Modeling And Optimization Of High Electron Mobility Transistor (HEMT)

Solid state semiconductor devices,expecially HEMT, have received much attention in recent years for high power, high-frequency microwave power amplifications,in which vacuum tube devices have long been dominating. HEMT is a promising candidate for high frequency, high power,high breakdown voltages,high signal-to-noise ratio, high temperature- and high-frequency operation.This paper focuses on modeling,simulation and optimization on HEMT from device structure,polarization effects,AC and DC characteristics aspects.ISE-TCAD software has been use in this paper to bulid AlGaN/GaN HEMT simulation model, combined with proper assignment of GaN,AlN and AlGaN material parameters. The built model also sets up all kinds of physical equations and physical models, includ Poisson equation, continuity equations, carrier statistics model (Fermi-Dirac statistics), transport models (hydrodynamic model) and recombination model (Shockley-Read-Hall).The AlGaN/GaN HEMT model is simulated in the areas of device structure, charge distribution, current characteristics and microwave performance.

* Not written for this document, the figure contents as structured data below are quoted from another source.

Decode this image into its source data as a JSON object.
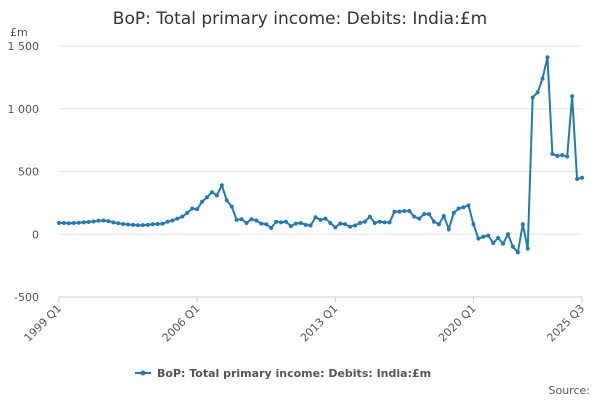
{
  "chart_data": {
    "type": "line",
    "title": "BoP: Total primary income: Debits: India:£m",
    "y_unit_label": "£m",
    "source_label": "Source:",
    "categories": [
      "1999 Q1",
      null,
      null,
      null,
      null,
      null,
      null,
      null,
      null,
      null,
      null,
      null,
      null,
      null,
      null,
      null,
      null,
      null,
      null,
      null,
      null,
      null,
      null,
      null,
      null,
      null,
      null,
      null,
      "2006 Q1",
      null,
      null,
      null,
      null,
      null,
      null,
      null,
      null,
      null,
      null,
      null,
      null,
      null,
      null,
      null,
      null,
      null,
      null,
      null,
      null,
      null,
      null,
      null,
      null,
      null,
      null,
      null,
      "2013 Q1",
      null,
      null,
      null,
      null,
      null,
      null,
      null,
      null,
      null,
      null,
      null,
      null,
      null,
      null,
      null,
      null,
      null,
      null,
      null,
      null,
      null,
      null,
      null,
      null,
      null,
      null,
      null,
      "2020 Q1",
      null,
      null,
      null,
      null,
      null,
      null,
      null,
      null,
      null,
      null,
      null,
      null,
      null,
      null,
      null,
      null,
      null,
      null,
      null,
      null,
      null,
      "2025 Q3"
    ],
    "series": [
      {
        "name": "BoP: Total primary income: Debits: India:£m",
        "color": "#1f7bb6",
        "values": [
          90,
          90,
          88,
          90,
          92,
          95,
          98,
          102,
          108,
          110,
          105,
          95,
          88,
          82,
          78,
          75,
          72,
          73,
          75,
          80,
          82,
          85,
          100,
          110,
          125,
          140,
          170,
          205,
          200,
          260,
          295,
          335,
          310,
          390,
          270,
          220,
          115,
          120,
          90,
          120,
          110,
          85,
          80,
          50,
          100,
          95,
          100,
          65,
          85,
          90,
          75,
          70,
          135,
          115,
          125,
          90,
          55,
          85,
          80,
          60,
          70,
          90,
          100,
          140,
          90,
          100,
          95,
          95,
          180,
          180,
          185,
          185,
          140,
          125,
          160,
          160,
          100,
          80,
          145,
          40,
          170,
          205,
          215,
          230,
          80,
          -35,
          -20,
          -10,
          -70,
          -30,
          -75,
          0,
          -100,
          -145,
          80,
          -115,
          1090,
          1130,
          1240,
          1410,
          640,
          625,
          630,
          620,
          1100,
          440,
          450
        ]
      }
    ],
    "ylim": [
      -500,
      1500
    ],
    "yticks": [
      -500,
      0,
      500,
      {
        "value": 1000,
        "label": "1 000"
      },
      {
        "value": 1500,
        "label": "1 500"
      }
    ],
    "grid": true,
    "legend": "bottom"
  }
}
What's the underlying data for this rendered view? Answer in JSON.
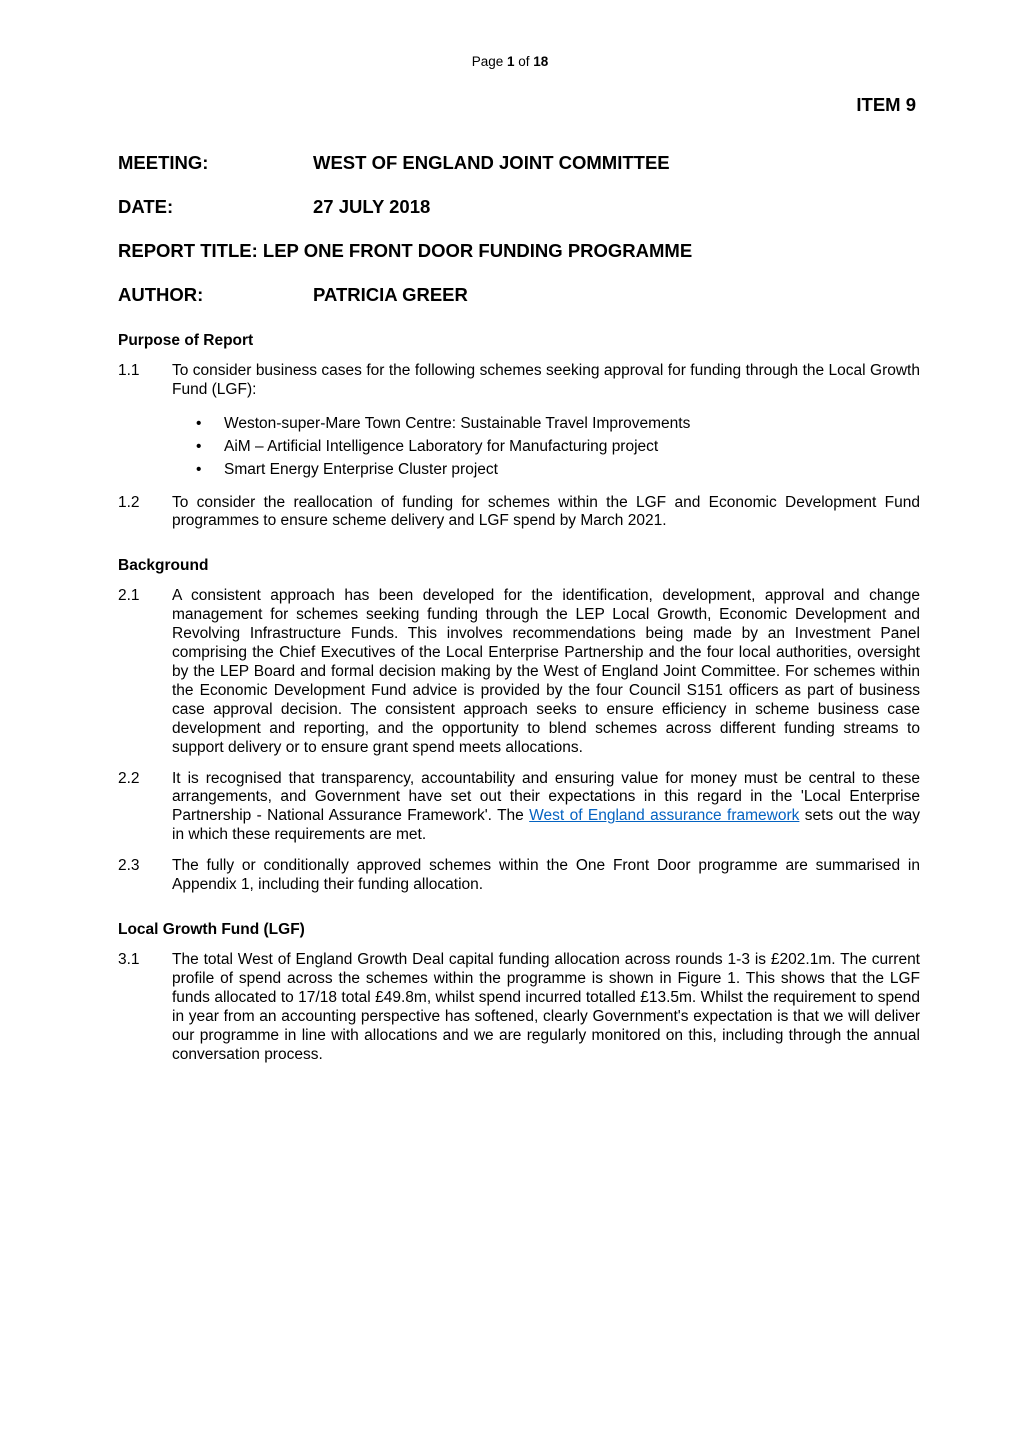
{
  "colors": {
    "text": "#000000",
    "background": "#ffffff",
    "link": "#0563c1"
  },
  "typography": {
    "body_fontsize_pt": 11.5,
    "heading_fontsize_pt": 14,
    "pagination_fontsize_pt": 10,
    "font_family": "Arial"
  },
  "pagination": {
    "prefix": "Page ",
    "current": "1",
    "of_word": " of ",
    "total": "18"
  },
  "item_label": "ITEM 9",
  "headings": {
    "meeting_label": "MEETING:",
    "meeting_value": "WEST OF ENGLAND JOINT COMMITTEE",
    "date_label": "DATE:",
    "date_value": "27 JULY 2018",
    "report_title_full": "REPORT TITLE: LEP ONE FRONT DOOR FUNDING PROGRAMME",
    "author_label": "AUTHOR:",
    "author_value": "PATRICIA GREER"
  },
  "sections": {
    "purpose": {
      "title": "Purpose of Report",
      "paras": [
        {
          "num": "1.1",
          "text": "To consider business cases for the following schemes seeking approval for funding through the Local Growth Fund (LGF):"
        }
      ],
      "bullets": [
        "Weston-super-Mare Town Centre: Sustainable Travel Improvements",
        "AiM – Artificial Intelligence Laboratory for Manufacturing project",
        "Smart Energy Enterprise Cluster project"
      ],
      "paras_after": [
        {
          "num": "1.2",
          "text": "To consider the reallocation of funding for schemes within the LGF and Economic Development Fund programmes to ensure scheme delivery and LGF spend by March 2021."
        }
      ]
    },
    "background": {
      "title": "Background",
      "paras": [
        {
          "num": "2.1",
          "text": "A consistent approach has been developed for the identification, development, approval and change management for schemes seeking funding through the LEP Local Growth, Economic Development and Revolving Infrastructure Funds. This involves recommendations being made by an Investment Panel comprising the Chief Executives of the Local Enterprise Partnership and the four local authorities, oversight by the LEP Board and formal decision making by the West of England Joint Committee. For schemes within the Economic Development Fund advice is provided by the four Council S151 officers as part of business case approval decision. The consistent approach seeks to ensure efficiency in scheme business case development and reporting, and the opportunity to blend schemes across different funding streams to support delivery or to ensure grant spend meets allocations."
        },
        {
          "num": "2.2",
          "text_pre": "It is recognised that transparency, accountability and ensuring value for money must be central to these arrangements, and Government have set out their expectations in this regard in the 'Local Enterprise Partnership - National Assurance Framework'. The ",
          "link_text": "West of England assurance framework",
          "text_post": " sets out the way in which these requirements are met."
        },
        {
          "num": "2.3",
          "text": "The fully or conditionally approved schemes within the One Front Door programme are summarised in Appendix 1, including their funding allocation."
        }
      ]
    },
    "lgf": {
      "title": "Local Growth Fund (LGF)",
      "paras": [
        {
          "num": "3.1",
          "text": "The total West of England Growth Deal capital funding allocation across rounds 1-3 is £202.1m. The current profile of spend across the schemes within the programme is shown in Figure 1. This shows that the LGF funds allocated to 17/18 total £49.8m, whilst spend incurred totalled £13.5m. Whilst the requirement to spend in year from an accounting perspective has softened, clearly Government's expectation is that we will deliver our programme in line with allocations and we are regularly monitored on this, including through the annual conversation process."
        }
      ]
    }
  }
}
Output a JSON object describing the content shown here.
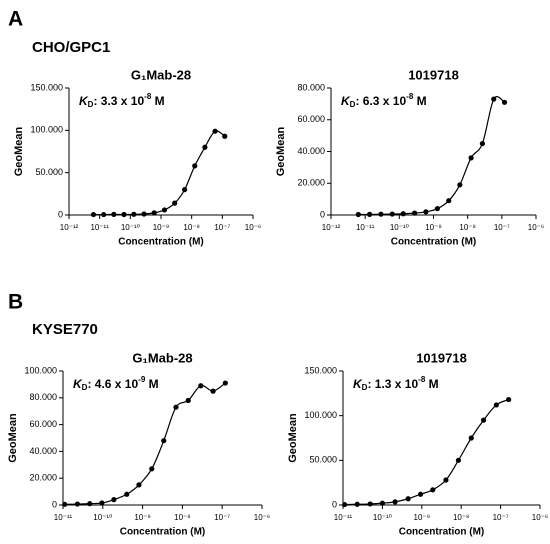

The simulation results get the relationship among the band structure, two dimension electron gas (2DEG) density transfer and output characteristics. Comparing the simulations results with experimental results in the references, the values and trend are basicly similar and this demonstrates the correctness of the built HEMT model.Optimization of AlGaN/GaN HEMT is focused on polarization charge density, donor surface traps at the AlGaN interface, contact resistance, AlGaN thickness and source-to-gate spacing. Optimization results show a great improvement on drain current, transconductance and threshold voltage.The HMET model is setted up in this paper.The simulation and optimization work of the proposed mode is finished after it. Some helpful method and conclusion are derived for the performance improvmentation of HEMT devices. The further researches that can be carried out based on the proposed work are making use of a more accurate account of the polarization and hot electron effects.